The swimming area in Mountshannon
We pulled the dinghy round all the moored boats on the council jetty where we'd tied her temporarily, me with the painter and Joe with the boathook. Then I had to let go and Joe was on his own. I thought I'd lost him at one point. He was pushing straight into the roaring gale, had had to let go with the boathook and the wind caught him. He and the little blue boat were on their way to the Yacht Club's floating moorings. But no! He managed to haul out an oar and regain control. Here she is with her mast unstepped (destepped?):

Waiting for the trailer
And out she comes:

Ready for home
We had a mooch about the harbour before we left and spotted this:

Hein Goodewind
An old timber cruiser from the Norfolk Broads. The owners came back from the shop as we were leaving and we were able to have the typical timber boat owners' chat. Leaks (where, not if). Painting (also varnishing). Winter covers (importance of). The question everyone asks (with or without sharp intake of breath); 'needs a lot of work does she?'

This boat is a lot older than ours. It seems there were four of them imported into Ireland at the same time. This is probably the only one still in regular use - or, indeed, still in one piece, although there may be another being worked on in Shannon Harbour. Maybe we'll go and have a look. Hoping to go off for a jaunt this weekend. If this wretched (but also exhilarating) wind ever dies down so we can get up the lake.

Saturday, August 11, 2012

Launching of the boat

Holy Island from Knockafort
An unexpected invitation to celebrate the launching of a boat. Doug had built an Ian Oughtred designed boat and it was ready for the water. There are two masts yet to be stepped, and no sails, but there are four oars. It was Thursday, that first true summer's day, and this was just what we needed. We'd been in Feakle the night before, playing at a session, bed at 4.30. Sunshine and water would bring us back to reality.

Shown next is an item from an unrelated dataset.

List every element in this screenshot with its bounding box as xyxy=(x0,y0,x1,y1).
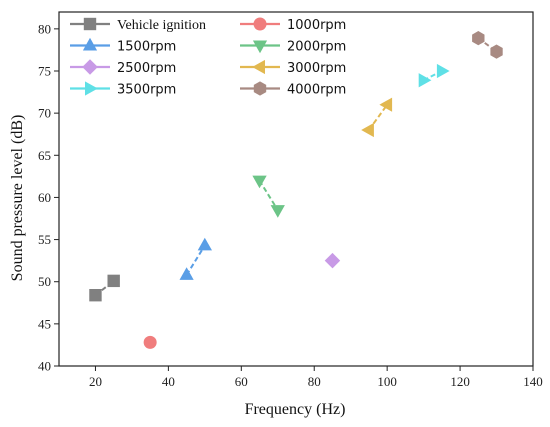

Ian Oughtred boats always have beautiful lines and look gorgeous in or out of the water. This one was no different.

Preparing for launch
We'd drank the wine (or in our case orange juice, an after-the-night-before necessity), all the witnesses were assembled, and into the water she went.

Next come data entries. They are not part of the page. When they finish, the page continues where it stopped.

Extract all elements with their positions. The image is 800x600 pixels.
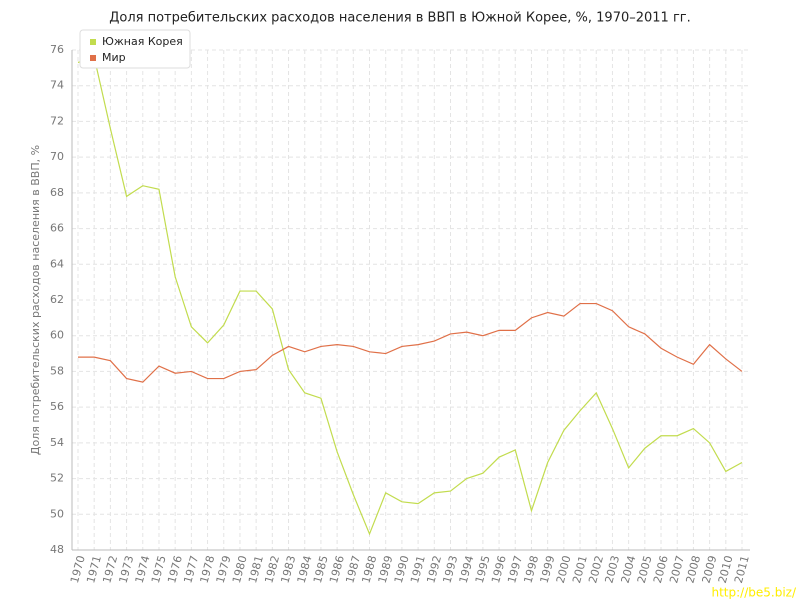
y-axis-label: Доля потребительских расходов населения …: [29, 145, 42, 455]
y-tick-label: 68: [50, 186, 64, 199]
legend-swatch: [90, 39, 96, 45]
y-tick-label: 54: [50, 436, 64, 449]
y-tick-label: 70: [50, 150, 64, 163]
y-tick-label: 74: [50, 79, 64, 92]
y-tick-label: 48: [50, 543, 64, 556]
y-tick-label: 72: [50, 114, 64, 127]
y-tick-label: 66: [50, 222, 64, 235]
line-series: [77, 56, 743, 536]
y-tick-label: 52: [50, 472, 64, 485]
y-tick-label: 60: [50, 329, 64, 342]
y-tick-label: 50: [50, 507, 64, 520]
legend-box: [79, 29, 191, 69]
watermark: http://be5.biz/: [711, 586, 796, 600]
legend-swatch: [90, 55, 96, 61]
y-tick-label: 58: [50, 364, 64, 377]
y-tick-label: 64: [50, 257, 64, 270]
legend-label: Мир: [102, 51, 126, 64]
y-tick-label: 76: [50, 43, 64, 56]
y-tick-label: 62: [50, 293, 64, 306]
line-series: [78, 302, 743, 383]
legend-label: Южная Корея: [102, 35, 183, 48]
y-tick-label: 56: [50, 400, 64, 413]
chart-title: Доля потребительских расходов населения …: [109, 11, 691, 26]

Afloat in calm waters (and a tilted horizon)
The family were the first to take her out, as is only right. The boat needs three people to make the most of her. Two at the oars and one at the rudder. They disappeared towards Holy Island on their inaugural voyage having been sent off by first a piper then two flutes and a banjo.

Out into the misty distance

Joe and I played The Launching of the Boat. After that it was all water themed. Out on the Ocean, Ships are Sailing and so on until we ran out of ideas. Then the swimming togs came out. I've never swam from here before - or launched a boat from here for that matter - but it seems you can swim out to the reeds you see in the photo and stand on the sandy bottom. A destination!

Get set
And they're off

The first party returned from their maiden voyage. The boat behaved beautifully. Everything worked.

Rowing through reflections
 Suddenly I wanted to be in the water too, the first time this summer I'd even entertained the idea - for obvious shite weather reasons. But I'd no togs. No towel. However, there is always underwear... Collette and I went in together - she had togs and towel. Silky lukewarm water. Head under to ease the hangover. Out to the gap between the reeds to stand on the sandy bottom but oh god feet down and slimy river weeds with likely slimy things living in them. Gulp.